- Wall Street bonuses fell 17 percent to an average of $153,700 last year.
- Despite the decline, Wall Street bonuses are 52 percent higher than a decade ago.
- If the minimum wage had kept pace with the same growth as Wall Street bonuses, the hourly baseline wage would be $33.51 an hour, one analysis finds.
Wall Street employees saw their typical annual bonus slip by 17 percent last year to $153,700, according to new data from the New York State Comptroller. But don’t feel sorry for the banking set just yet — even including down years like 2018, bankers’ bonuses have jumped by 1,000 percent since 1985.
By comparison, the federal minimum wage has increased about 116 percent during the same period, according to an analysis from the Institute for Policy Studies, a left-leaning research center that used the comptroller’s latest data.

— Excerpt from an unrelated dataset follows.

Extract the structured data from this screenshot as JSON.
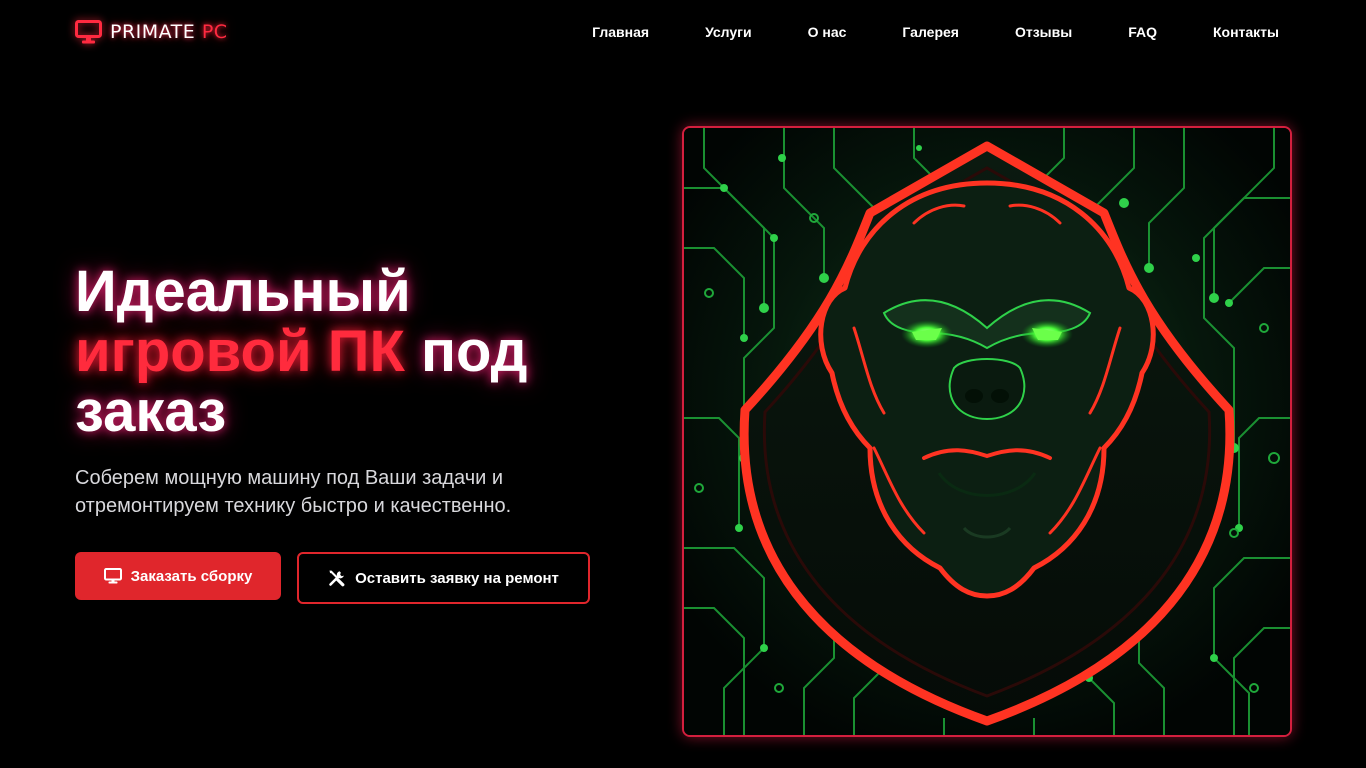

If the minimum wage had grown at the same pace as Wall Street bonuses, fast-food workers and other low-wage workers would earn a baseline wage of $33.51 an hour, the group said.
The total Wall Street bonus pool last year was $27.5 billion, or more than triple the combined earnings of the 640,000 U.S. employees who earn the federal minimum wage, which has stood at $7.25 an hour since 2009. More states are boosting their minimum wages in response to criticism that the federal baseline pay isn’t enough to provide a living wage.